Whoever the kid was, he was dead and he was lying on our porch through breakfast and no kids showed up to cover him with stones. Must’ve driven them nuts.
I wondered how long it would take them to arrive and push us out—like they did to the Utopia bunch in San Antonio—now that we’d killed one of them. Maybe because we did, they’d not be so kind as to just push us out. Maybe that’s the incentive they needed, I thought. The fear grinding to a fever pitch among them. They’d come and overwhelm and destroy us. That seemed a stretch, and I knew nothing. Except that I felt their impatience.

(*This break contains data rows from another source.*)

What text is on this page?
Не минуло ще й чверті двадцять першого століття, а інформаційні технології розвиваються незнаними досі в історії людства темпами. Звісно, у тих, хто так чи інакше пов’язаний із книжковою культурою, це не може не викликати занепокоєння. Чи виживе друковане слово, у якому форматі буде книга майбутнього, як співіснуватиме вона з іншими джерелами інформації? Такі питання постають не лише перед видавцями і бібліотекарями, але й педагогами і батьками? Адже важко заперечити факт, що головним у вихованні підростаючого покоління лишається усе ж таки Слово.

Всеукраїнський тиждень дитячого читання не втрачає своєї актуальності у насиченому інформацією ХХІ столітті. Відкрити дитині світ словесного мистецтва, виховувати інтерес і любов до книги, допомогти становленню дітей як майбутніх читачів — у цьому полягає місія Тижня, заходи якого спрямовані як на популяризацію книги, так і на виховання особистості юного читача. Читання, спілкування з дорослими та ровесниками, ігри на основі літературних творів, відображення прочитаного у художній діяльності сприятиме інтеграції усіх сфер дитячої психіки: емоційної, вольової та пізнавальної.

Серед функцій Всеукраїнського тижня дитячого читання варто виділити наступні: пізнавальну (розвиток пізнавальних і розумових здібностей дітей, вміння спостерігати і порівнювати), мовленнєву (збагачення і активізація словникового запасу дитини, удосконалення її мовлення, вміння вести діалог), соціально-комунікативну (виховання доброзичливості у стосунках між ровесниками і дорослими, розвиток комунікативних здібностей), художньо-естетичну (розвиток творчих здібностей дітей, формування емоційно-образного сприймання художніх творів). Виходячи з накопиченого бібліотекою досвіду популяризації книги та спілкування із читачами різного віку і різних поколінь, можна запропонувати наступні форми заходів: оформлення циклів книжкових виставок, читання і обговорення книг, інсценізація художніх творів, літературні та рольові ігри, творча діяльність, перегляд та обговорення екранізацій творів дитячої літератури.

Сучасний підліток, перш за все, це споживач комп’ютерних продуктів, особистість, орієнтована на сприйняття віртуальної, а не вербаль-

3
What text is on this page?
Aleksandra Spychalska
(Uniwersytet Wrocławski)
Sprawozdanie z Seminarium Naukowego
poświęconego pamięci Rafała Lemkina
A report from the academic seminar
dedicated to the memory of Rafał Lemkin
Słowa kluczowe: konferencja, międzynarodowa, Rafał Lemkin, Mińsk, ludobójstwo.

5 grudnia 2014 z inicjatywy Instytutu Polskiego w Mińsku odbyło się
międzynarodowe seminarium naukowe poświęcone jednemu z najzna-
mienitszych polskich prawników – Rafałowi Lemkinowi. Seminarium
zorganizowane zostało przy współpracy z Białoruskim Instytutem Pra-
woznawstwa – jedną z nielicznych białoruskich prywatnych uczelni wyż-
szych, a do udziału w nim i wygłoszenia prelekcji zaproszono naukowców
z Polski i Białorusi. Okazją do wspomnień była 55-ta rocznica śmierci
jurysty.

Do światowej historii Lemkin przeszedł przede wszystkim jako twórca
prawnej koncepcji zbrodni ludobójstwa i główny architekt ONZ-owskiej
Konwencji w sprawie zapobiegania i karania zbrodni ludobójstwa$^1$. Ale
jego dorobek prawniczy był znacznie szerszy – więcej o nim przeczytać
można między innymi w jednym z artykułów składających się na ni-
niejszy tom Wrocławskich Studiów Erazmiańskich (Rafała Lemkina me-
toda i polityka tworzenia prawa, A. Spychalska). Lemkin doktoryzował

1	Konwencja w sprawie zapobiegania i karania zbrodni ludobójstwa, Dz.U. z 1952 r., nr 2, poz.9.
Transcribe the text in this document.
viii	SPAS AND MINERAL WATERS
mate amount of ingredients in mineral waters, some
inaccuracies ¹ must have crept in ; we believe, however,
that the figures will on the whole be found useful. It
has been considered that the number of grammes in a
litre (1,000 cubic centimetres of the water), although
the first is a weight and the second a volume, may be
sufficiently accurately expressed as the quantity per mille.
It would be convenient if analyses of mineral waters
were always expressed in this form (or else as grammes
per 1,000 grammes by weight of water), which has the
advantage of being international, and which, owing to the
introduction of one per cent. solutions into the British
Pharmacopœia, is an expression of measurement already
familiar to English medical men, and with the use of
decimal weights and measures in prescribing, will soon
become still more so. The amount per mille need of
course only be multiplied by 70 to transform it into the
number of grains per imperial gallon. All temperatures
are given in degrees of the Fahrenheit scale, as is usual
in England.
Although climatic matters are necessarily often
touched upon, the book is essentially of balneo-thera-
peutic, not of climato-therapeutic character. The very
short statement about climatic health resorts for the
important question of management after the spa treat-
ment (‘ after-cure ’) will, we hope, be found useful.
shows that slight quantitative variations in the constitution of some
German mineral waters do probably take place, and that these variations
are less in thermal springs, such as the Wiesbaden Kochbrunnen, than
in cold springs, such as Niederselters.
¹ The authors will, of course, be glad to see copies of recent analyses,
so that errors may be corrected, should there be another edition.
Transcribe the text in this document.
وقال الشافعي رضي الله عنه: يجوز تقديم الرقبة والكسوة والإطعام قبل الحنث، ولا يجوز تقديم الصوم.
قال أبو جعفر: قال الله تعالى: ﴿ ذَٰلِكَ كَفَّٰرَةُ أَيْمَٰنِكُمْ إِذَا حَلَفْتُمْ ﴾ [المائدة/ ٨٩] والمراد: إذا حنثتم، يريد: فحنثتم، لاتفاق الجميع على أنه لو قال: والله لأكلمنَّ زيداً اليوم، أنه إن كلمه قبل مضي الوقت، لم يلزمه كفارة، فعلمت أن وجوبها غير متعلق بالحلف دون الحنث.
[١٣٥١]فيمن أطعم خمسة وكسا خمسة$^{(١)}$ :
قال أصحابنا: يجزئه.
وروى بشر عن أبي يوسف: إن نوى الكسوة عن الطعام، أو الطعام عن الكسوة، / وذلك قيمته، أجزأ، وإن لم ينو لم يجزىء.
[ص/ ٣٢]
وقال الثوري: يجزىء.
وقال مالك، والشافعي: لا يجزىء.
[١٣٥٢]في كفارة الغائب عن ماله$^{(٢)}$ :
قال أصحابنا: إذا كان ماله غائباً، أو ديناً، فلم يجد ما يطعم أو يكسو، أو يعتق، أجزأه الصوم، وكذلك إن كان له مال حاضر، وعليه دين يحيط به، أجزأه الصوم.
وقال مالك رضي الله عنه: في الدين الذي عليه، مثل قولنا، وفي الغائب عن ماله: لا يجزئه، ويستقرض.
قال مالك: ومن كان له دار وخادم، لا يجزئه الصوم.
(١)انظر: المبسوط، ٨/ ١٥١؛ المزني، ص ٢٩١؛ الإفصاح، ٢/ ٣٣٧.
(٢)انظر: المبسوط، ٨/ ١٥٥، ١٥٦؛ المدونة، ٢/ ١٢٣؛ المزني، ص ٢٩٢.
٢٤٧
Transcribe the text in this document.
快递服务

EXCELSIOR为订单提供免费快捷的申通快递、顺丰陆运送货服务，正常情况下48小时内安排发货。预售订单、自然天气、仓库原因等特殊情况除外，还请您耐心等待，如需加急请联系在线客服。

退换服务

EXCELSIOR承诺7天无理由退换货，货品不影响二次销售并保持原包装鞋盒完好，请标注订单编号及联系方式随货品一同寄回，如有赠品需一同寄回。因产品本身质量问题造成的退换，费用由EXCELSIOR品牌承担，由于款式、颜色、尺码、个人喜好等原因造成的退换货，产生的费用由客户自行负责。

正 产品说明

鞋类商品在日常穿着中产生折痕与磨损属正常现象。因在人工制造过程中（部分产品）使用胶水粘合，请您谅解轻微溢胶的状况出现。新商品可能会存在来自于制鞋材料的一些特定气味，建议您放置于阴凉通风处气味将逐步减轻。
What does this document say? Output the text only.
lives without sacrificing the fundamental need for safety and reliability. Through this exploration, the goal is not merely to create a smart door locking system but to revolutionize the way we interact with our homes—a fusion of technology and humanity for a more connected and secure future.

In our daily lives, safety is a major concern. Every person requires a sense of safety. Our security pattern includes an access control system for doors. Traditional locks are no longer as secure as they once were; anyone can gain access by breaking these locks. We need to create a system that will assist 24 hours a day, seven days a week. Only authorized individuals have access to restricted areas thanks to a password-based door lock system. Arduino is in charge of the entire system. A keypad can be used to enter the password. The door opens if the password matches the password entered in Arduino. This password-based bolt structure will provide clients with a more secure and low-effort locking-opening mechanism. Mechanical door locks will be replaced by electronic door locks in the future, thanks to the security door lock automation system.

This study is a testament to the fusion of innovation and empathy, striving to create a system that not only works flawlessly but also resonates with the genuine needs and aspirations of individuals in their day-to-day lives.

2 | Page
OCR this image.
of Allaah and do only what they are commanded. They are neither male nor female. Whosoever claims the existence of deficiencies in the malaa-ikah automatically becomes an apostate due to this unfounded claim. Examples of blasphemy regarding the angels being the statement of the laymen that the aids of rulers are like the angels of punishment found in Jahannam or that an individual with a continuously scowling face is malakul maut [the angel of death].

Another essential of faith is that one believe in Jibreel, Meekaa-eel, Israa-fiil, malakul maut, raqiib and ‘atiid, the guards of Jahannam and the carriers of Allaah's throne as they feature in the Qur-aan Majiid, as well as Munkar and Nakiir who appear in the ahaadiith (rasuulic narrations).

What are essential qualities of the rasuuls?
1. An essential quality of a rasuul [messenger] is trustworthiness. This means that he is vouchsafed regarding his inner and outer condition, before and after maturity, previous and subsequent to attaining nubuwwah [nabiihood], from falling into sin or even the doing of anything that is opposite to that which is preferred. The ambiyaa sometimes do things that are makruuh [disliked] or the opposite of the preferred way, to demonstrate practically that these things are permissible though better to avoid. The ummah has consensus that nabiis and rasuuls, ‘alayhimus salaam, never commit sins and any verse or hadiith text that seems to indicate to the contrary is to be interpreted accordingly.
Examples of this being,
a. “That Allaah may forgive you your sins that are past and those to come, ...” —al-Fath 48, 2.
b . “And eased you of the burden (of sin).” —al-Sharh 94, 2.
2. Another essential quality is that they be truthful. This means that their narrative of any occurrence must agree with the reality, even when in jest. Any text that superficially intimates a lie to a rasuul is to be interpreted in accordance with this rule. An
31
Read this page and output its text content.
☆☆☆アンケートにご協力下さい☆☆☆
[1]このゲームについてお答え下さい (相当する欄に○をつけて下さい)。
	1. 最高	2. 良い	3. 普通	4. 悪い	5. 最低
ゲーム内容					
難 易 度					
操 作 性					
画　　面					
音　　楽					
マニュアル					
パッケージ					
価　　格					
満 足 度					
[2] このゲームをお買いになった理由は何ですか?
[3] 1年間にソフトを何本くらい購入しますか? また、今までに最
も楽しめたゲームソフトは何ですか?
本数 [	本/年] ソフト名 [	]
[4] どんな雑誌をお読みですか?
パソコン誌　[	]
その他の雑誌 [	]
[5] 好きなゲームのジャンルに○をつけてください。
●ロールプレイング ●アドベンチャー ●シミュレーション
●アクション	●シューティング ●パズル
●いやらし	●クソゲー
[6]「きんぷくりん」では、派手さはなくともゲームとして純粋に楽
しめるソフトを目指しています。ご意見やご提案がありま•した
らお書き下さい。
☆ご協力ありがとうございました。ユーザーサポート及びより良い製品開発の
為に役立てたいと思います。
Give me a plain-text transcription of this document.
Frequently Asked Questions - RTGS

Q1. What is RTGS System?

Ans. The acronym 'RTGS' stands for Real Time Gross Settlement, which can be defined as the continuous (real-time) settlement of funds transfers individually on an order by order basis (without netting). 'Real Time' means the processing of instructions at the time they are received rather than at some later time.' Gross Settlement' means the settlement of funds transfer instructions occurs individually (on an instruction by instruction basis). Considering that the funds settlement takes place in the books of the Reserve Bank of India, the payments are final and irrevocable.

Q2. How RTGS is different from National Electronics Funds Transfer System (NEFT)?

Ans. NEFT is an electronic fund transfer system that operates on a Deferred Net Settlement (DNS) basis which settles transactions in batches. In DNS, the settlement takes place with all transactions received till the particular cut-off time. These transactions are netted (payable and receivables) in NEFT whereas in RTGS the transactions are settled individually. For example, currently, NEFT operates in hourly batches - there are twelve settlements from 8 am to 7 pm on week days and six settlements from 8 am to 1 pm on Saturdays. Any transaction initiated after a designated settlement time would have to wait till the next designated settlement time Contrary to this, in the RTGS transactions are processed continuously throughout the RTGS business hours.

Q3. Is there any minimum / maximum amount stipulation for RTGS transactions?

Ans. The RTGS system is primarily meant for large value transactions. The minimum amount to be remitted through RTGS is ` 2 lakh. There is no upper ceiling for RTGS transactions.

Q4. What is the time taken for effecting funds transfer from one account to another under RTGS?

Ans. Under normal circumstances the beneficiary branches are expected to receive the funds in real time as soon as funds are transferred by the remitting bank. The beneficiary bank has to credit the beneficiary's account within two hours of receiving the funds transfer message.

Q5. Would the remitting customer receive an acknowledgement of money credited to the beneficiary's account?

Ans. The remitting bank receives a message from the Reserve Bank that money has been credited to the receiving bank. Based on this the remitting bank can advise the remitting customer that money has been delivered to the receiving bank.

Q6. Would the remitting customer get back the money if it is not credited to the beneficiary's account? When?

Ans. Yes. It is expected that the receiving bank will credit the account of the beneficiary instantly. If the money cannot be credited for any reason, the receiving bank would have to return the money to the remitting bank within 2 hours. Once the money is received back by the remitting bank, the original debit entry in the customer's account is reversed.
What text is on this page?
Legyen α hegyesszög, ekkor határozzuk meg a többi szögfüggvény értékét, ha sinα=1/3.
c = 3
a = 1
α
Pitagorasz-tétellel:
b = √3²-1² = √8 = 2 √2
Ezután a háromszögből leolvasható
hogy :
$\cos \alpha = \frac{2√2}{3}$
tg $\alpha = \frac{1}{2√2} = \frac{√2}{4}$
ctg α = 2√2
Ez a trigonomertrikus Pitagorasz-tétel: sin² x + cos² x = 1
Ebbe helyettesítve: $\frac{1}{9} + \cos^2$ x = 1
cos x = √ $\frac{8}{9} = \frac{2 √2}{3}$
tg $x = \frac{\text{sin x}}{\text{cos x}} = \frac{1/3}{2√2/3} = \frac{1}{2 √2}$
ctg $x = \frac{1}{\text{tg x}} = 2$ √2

Last night we went to bed saying we were going to Utopia today. Given recent events, we’d decided to collect ourselves and gauge the kids’ reaction. It was only a three-hour drive. We just needed to beat the dark.
Midmorning. The ham’s static filled the house. Bass would look over his shoulder and smile at me. It was like a smile maybe I’d have given to you, Mr. English, if this hadn’t all happened and you were there in the audience at some reading of mine in the far future. My discoverer and patron. A reverent and hopeful smile.
Kodie sat on the swing outside, idling side to side. Grackles wound themselves up above her. She didn’t cough. She said she needed some other clothes. She’d been wearing the same thing for days now.
The thin hiss of static inside and that dog nearby barking. And barking.
I was angry at them for their fear of us, if that’s what it was, for their coldness, their unspoken excommunication of us. Their staring, their stealth. I was angry at how different they were. A different species than us. A new branch on the taxonomy tree.
The power that caused it frightened me, yet also emboldened me, because for every action there must be a reaction. One force cannot exist without another acting upon it. We, the survivors, we’re part of whatever it is that acts against this change. I can’t and won’t assign the words good and evil to them because those are old-world words. The forces simply are, one against, or maybe more accurately, one acting with, reacting to, defining another. Yin and yang.
Afternoon. Heavy rain. Rolling blackouts had started and the water pressure had lessened. We’d decided to keep trying Chris on the radio, pack properly and leave for Utopia in the morning. Before venturing out in the Hummer to get Kodie some clothes, we decided to go check the bathtubs in the nearby houses in case we found ourselves off-grid sooner than we thought.
The boy’s body was gone from the porch. The dog had been barking and now I knew why. I imagined a small group of them, the ones assigned to watch us, a blur of silent little scavengers.
The rain pounded. We stayed together under two umbrellas. Me in the middle, Kodie and Bastian flanking me. Holding the umbrellas over me.
Before we got to the first house two doors down (Kodie and I skipped my neighbors’ because I knew Anne and David, a young childless couple who had moved here from Washington DC, and I didn’t have the chutzpah to see them just starting out), Bass asked me as we walked, “You know what that ghost said to me, Kevin?”
“Which one?” I keep seeing glimpses of kids but Kodie and Bass don’t see them. Or they don’t say anything. The kids show themselves to me. I’ll look somewhere, deep into a backyard through a chain-link or open fence, and they’ll step into my view as if to say peekaboo, we see you.
“Hah. Funny. You know, the lady of the Driskill.”
“What’d she say? I thought you didn’t see her.” Humoring him.
“I did. And she saw me. I ran up the stairs to the top floor, came to the landing, stepped through the door at the end of the hall, and looked down it.”
We stopped walking and stood in the middle of the street. Rain boomed on the umbrellas. “Let me guess,” I said. “She came out because you were staring down the hall.” I turned my head during Bass’s dramatic pause and stared at the corner of a house far up ahead. A beat, two. Around came the little forehead, the little face, stern and doll-like, making sure to meet my eyes even from that distance, then ducked away.